Citation
Gao, Yanqin and Yahaya, Mohd Faiz bin and Whitfield, Allan and Barron, Deirdre
(2026)
Effects of perceptual, cognitive, and social levels on the aesthetic appreciation of traditional cultural products.
Acta Psychologica, 266.
art. no. 106910.
pp. 1-13.
ISSN 0001-6918; eISSN: 1873-6297
Abstract
Aesthetic appreciation plays a significant role in the success of product design. In empirical aesthetics, previous studies exploring the factors that influence aesthetics mainly focused on one single level using product categories associated with modernization and mass-market consumption. However, aesthetic experience is multilevel and complex, which has been overlooked. Moreover, it remains unclear whether the same aesthetic processing applies to products from traditional culture.

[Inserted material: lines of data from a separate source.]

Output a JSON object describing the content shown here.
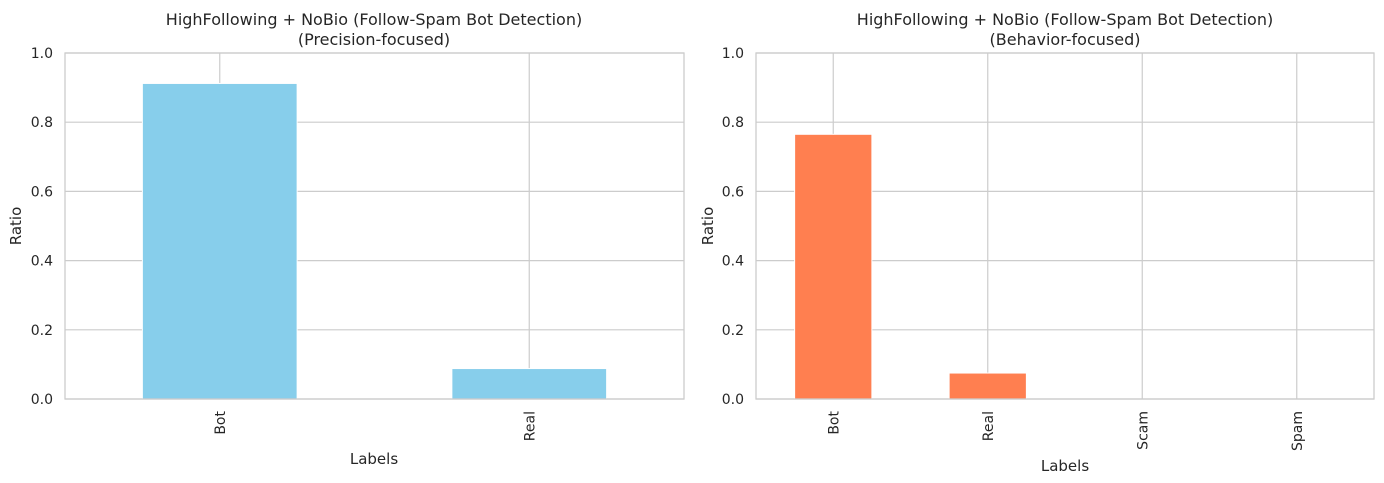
{
  "chart_data": [
    {
      "type": "bar",
      "title": "HighFollowing + NoBio (Follow-Spam Bot Detection)",
      "subtitle": "(Precision-focused)",
      "xlabel": "Labels",
      "ylabel": "Ratio",
      "categories": [
        "Bot",
        "Real"
      ],
      "values": [
        0.912,
        0.088
      ],
      "color": "#87CEEB",
      "ylim": [
        0,
        1
      ],
      "yticks": [
        "0.0",
        "0.2",
        "0.4",
        "0.6",
        "0.8",
        "1.0"
      ],
      "grid": true
    },
    {
      "type": "bar",
      "title": "HighFollowing + NoBio (Follow-Spam Bot Detection)",
      "subtitle": "(Behavior-focused)",
      "xlabel": "Labels",
      "ylabel": "Ratio",
      "categories": [
        "Bot",
        "Real",
        "Scam",
        "Spam"
      ],
      "values": [
        0.765,
        0.075,
        0.0,
        0.0
      ],
      "color": "#FF7F50",
      "ylim": [
        0,
        1
      ],
      "yticks": [
        "0.0",
        "0.2",
        "0.4",
        "0.6",
        "0.8",
        "1.0"
      ],
      "grid": true
    }
  ]
}
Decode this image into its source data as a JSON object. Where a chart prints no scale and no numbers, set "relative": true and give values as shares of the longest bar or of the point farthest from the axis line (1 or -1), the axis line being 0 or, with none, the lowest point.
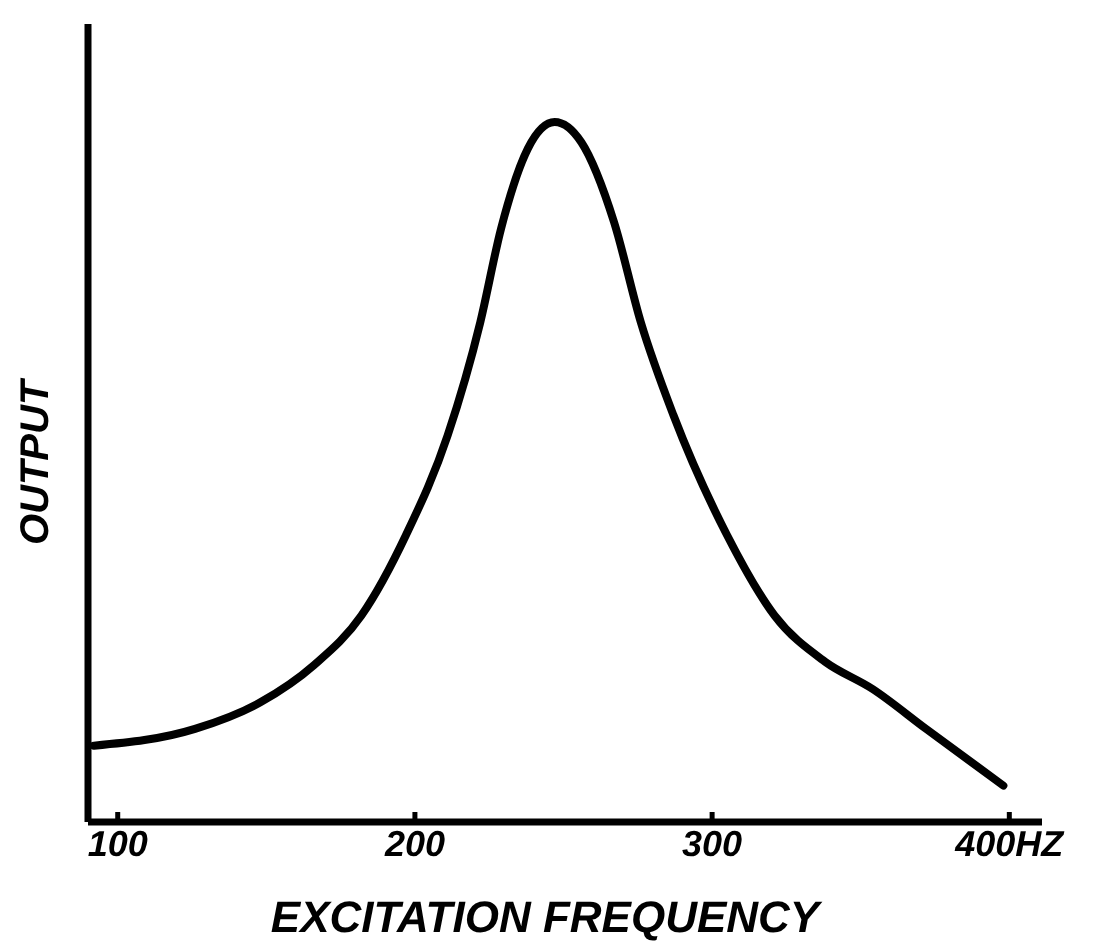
{
  "chart_data": {
    "type": "line",
    "xlabel": "EXCITATION FREQUENCY",
    "ylabel": "OUTPUT",
    "relative": true,
    "xlim": [
      90,
      411
    ],
    "xticks": [
      100,
      200,
      300,
      {
        "value": 400,
        "label": "400HZ"
      }
    ],
    "grid": false,
    "marker": "none",
    "line_style": "solid",
    "series": [
      {
        "color": "#000000",
        "x": [
          92,
          126,
          148,
          166,
          182,
          197,
          211,
          222,
          229,
          238,
          247,
          256,
          267,
          276,
          287,
          305,
          321,
          338,
          354,
          372,
          398
        ],
        "values": [
          0.109,
          0.133,
          0.171,
          0.224,
          0.295,
          0.41,
          0.552,
          0.714,
          0.848,
          0.962,
          1,
          0.971,
          0.857,
          0.714,
          0.581,
          0.41,
          0.295,
          0.229,
          0.19,
          0.133,
          0.052
        ]
      }
    ]
  }
}
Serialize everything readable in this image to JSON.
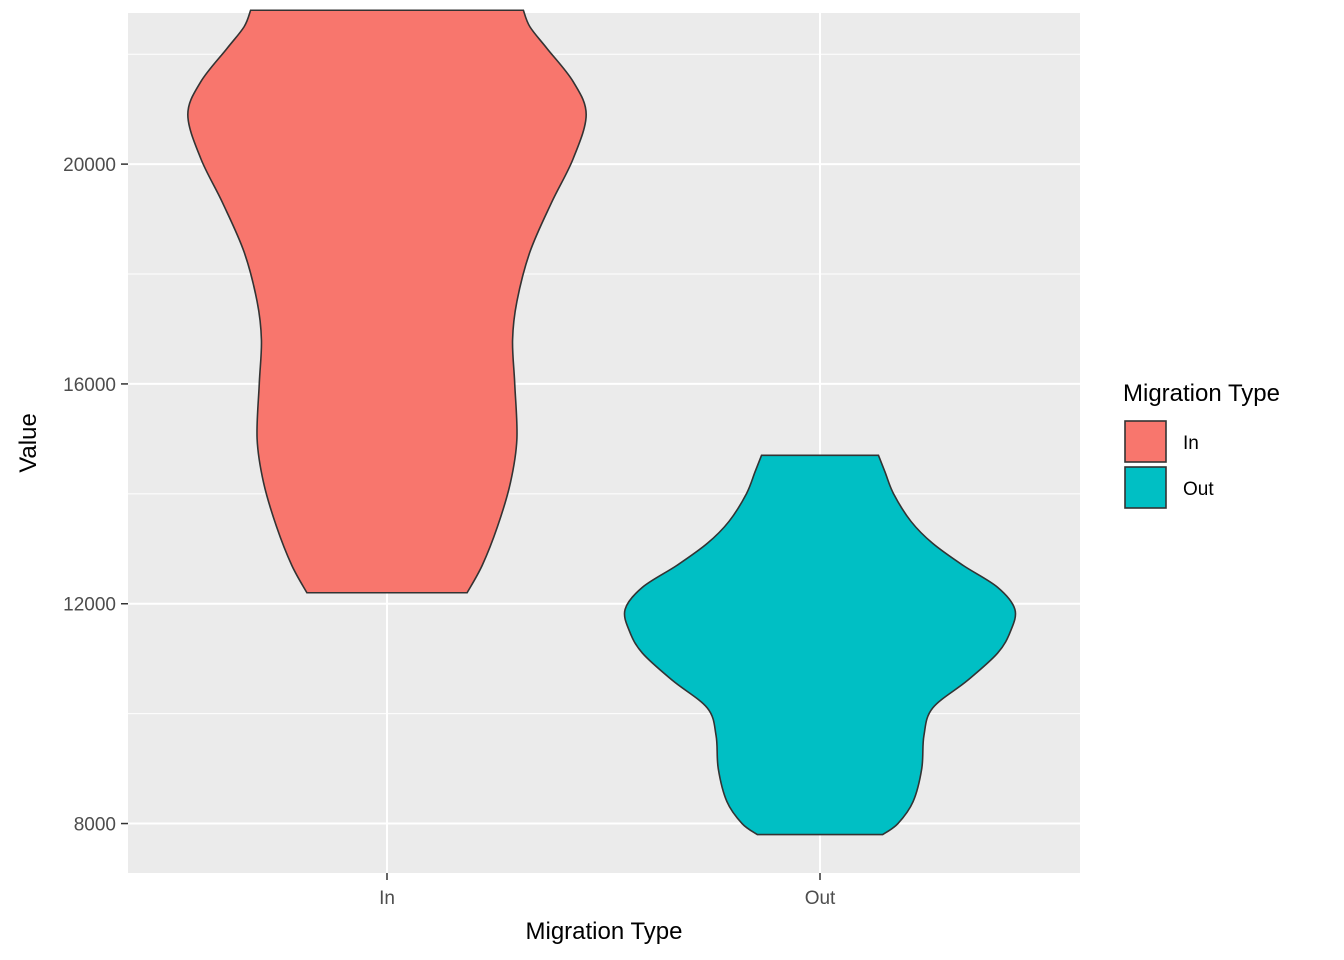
{
  "chart_data": {
    "type": "violin",
    "title": "",
    "xlabel": "Migration Type",
    "ylabel": "Value",
    "categories": [
      "In",
      "Out"
    ],
    "ylim": [
      7100,
      22750
    ],
    "yticks": [
      8000,
      12000,
      16000,
      20000
    ],
    "yticks_minor": [
      10000,
      14000,
      18000,
      22000
    ],
    "grid": true,
    "legend": {
      "title": "Migration Type",
      "position": "right",
      "entries": [
        {
          "label": "In",
          "color": "#F8766D"
        },
        {
          "label": "Out",
          "color": "#00BFC4"
        }
      ]
    },
    "series": [
      {
        "category": "In",
        "color": "#F8766D",
        "min": 12200,
        "max": 22800,
        "profile": [
          [
            12200,
            0.185
          ],
          [
            12700,
            0.22
          ],
          [
            13400,
            0.255
          ],
          [
            14200,
            0.285
          ],
          [
            15000,
            0.3
          ],
          [
            16000,
            0.295
          ],
          [
            16800,
            0.29
          ],
          [
            17500,
            0.3
          ],
          [
            18400,
            0.33
          ],
          [
            19300,
            0.38
          ],
          [
            20100,
            0.43
          ],
          [
            20900,
            0.46
          ],
          [
            21500,
            0.43
          ],
          [
            22100,
            0.37
          ],
          [
            22500,
            0.33
          ],
          [
            22800,
            0.315
          ]
        ]
      },
      {
        "category": "Out",
        "color": "#00BFC4",
        "min": 7800,
        "max": 14700,
        "profile": [
          [
            7800,
            0.145
          ],
          [
            8000,
            0.18
          ],
          [
            8400,
            0.215
          ],
          [
            9000,
            0.235
          ],
          [
            9600,
            0.24
          ],
          [
            10100,
            0.26
          ],
          [
            10600,
            0.34
          ],
          [
            11100,
            0.41
          ],
          [
            11500,
            0.44
          ],
          [
            11900,
            0.45
          ],
          [
            12300,
            0.41
          ],
          [
            12700,
            0.33
          ],
          [
            13100,
            0.26
          ],
          [
            13500,
            0.21
          ],
          [
            14000,
            0.17
          ],
          [
            14400,
            0.15
          ],
          [
            14700,
            0.135
          ]
        ]
      }
    ]
  }
}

Based on the Unified Model of Aesthetics (UMA), this study aims to explore the effects of perceptual, cognitive, and social levels on aesthetic appreciation. To compare with previous studies, Chinese folding screens were used as stimuli, and 213 participants rated them on seven dimensions: unity, variety, typicality, novelty, connectedness, autonomy, and aesthetic pleasure. The results supported that aesthetic appreciation was optimally explained by the combined effect of multilevel aesthetic mechanisms rather than any single level. From the perspective of aesthetic evolutionary psychology, participants preferred aesthetic factors in terms of safety rather than accomplishment. Notably, the social level had the strongest positive influence on aesthetic appreciation, compared with the perceptual and cognitive levels, indicating that social significance shaped aesthetic responses more to culturally rooted products. The findings provide empirical evidence for the multilevel theoretical framework of aesthetic experience and new insights into the aesthetic appreciation of traditional cultural products.